Markus Zimmerli, Vize-Bäckereichef der Bäckerei-Fachschule Richemont am Stand der Herrgottskanoniere. Diese verkauften weisse Lebkuchen, Kanonierbrot, Mörser-Käse und Fahrer-Wein (heute wegen der tiefen Promille-Limite wohl nicht mehr literweise getrunken). Die Bruderschaft der Herrgottskanoniere Luzern wurde im 1580 gegründet. Heute tritt sie immer an Fronleichnam auf und begleitet die traditionelle Prozession mit Böllerschüssen und Fahnenmarsch. Zu sehen dieses Jahr am Donnerstag 3. Juni.


Es gab wieder Neuheiten wie das Koboldbrötchen nach einem Rezept der Murtener Bäckerei Aebersold, das mit dem neu zugelassenen natürlichen Intensiv-Süssstoff Steviosid (aus der Steviapflanze) leicht gesüsst wird und Kinder ansprechen soll. Stevia besitzt ein Vielfaches der Süsskraft von Zucker (als Extrakt 150 bis 300 mal), ist nicht kariogen und kalorienfrei.
Normales Brot braucht zwar keine Süsse, aber für Süssteig-Gebäcke wie Hefestollen, Grittibänze oder Nussgipfel macht Stevia eher Sinn. Bei hohem Zuckeranteil wie in den meisten Biscuits spielt der Zucker aber eine Rolle für die Strukturgebung und kann nicht mehr komplett durch Stevia ersetzt werden. Bild: Peter Zai mit Koboldbrötchen.

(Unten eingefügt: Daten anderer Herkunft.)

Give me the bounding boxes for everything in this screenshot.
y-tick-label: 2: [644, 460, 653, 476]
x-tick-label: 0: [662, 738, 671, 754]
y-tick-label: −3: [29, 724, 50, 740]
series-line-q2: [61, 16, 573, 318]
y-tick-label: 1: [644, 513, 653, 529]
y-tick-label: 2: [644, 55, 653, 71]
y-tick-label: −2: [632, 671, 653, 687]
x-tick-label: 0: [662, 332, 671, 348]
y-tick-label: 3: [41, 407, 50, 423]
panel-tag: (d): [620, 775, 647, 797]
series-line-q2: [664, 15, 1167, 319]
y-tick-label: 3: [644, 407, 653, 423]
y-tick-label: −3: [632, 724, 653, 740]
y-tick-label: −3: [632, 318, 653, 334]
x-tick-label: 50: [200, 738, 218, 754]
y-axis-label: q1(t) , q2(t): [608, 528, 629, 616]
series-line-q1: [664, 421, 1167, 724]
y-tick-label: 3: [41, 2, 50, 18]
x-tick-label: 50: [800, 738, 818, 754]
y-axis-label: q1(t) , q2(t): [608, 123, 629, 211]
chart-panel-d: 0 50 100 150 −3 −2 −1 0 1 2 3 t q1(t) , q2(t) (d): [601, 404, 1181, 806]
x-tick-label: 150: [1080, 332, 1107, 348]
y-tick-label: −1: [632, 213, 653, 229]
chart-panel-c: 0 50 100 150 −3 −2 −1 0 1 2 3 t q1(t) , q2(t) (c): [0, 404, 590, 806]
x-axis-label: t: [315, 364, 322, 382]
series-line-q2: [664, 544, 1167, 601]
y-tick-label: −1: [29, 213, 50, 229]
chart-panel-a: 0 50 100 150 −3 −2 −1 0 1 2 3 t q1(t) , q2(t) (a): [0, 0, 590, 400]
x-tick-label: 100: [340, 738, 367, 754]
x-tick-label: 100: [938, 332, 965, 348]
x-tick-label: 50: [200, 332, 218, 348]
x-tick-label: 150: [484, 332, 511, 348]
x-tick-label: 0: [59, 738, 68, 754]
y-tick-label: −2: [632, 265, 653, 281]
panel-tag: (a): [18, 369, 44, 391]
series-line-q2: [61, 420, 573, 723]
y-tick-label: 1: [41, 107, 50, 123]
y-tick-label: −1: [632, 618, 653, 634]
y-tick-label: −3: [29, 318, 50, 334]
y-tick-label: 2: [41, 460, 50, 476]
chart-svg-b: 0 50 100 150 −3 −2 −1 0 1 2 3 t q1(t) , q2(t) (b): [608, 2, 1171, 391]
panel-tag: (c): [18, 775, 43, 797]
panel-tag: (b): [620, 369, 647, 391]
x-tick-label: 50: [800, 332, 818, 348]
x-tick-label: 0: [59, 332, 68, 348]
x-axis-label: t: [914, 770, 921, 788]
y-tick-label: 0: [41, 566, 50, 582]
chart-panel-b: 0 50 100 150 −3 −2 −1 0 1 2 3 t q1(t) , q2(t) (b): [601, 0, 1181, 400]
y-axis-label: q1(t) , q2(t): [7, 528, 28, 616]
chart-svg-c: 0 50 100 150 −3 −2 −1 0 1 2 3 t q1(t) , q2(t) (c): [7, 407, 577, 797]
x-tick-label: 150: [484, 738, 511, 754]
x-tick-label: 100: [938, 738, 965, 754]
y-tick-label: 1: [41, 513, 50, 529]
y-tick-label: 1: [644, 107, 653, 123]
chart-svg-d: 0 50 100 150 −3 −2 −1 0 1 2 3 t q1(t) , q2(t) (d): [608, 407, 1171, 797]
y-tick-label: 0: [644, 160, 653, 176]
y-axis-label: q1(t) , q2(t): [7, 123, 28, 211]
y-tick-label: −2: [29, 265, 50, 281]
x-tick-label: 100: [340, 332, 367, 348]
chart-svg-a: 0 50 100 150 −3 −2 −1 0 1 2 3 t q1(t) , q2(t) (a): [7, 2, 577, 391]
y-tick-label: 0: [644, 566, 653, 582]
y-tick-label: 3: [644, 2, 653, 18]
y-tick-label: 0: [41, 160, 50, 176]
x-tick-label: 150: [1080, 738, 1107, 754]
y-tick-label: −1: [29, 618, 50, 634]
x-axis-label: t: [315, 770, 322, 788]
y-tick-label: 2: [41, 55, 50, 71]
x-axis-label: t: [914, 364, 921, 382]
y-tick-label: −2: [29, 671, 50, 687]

Luxusgipfel der Luzerner Bäckerei Meile mit Whisky-Cremefüllung. Wie viele davon man essen darf bis zur Promillegrenze, ist noch Gegenstand von Recherchen.



Wiederum zeigten leidenschaftliche Bäckermeister dem Publikum und vielen Touristen die Zopfflecht-Kunst. Beeindruckte Schüler verkündeten ihren Eltern, sie möchten Bäcker werden, und Japaner fotografierten mit ihren Minoltas & Co, was die Speicherkarte hergab.



Weltneuheit: Auf spontane Anfrage der foodaktuell-Redaktion erfand Bäckermeister Toni Frei von der Bäckerei Frei in Nussbaumen AG den Siebenstrang-Zopf.




Im Lehrbuch stehen nur Flechtarten aus 3,4,5,6 und 8 Strängen. Frei flocht einen 2 kg-Zopf aus sieben Strängen auf Anhieb ohne zu üben oder zu schummeln.

Gemäss Frei sieht er aus wie «ein Sechs-Stränger ohne Fenster». Um als Laie zu verstehen, was Fenster sind, muss man sich von einem Bäcker den Bauplan erklären lassen. Soviel sei angedeutet: es geht um Kreuzungen und Lücken zwischen den Strängen.


Einschiessen in den mobilen Holzbackofen.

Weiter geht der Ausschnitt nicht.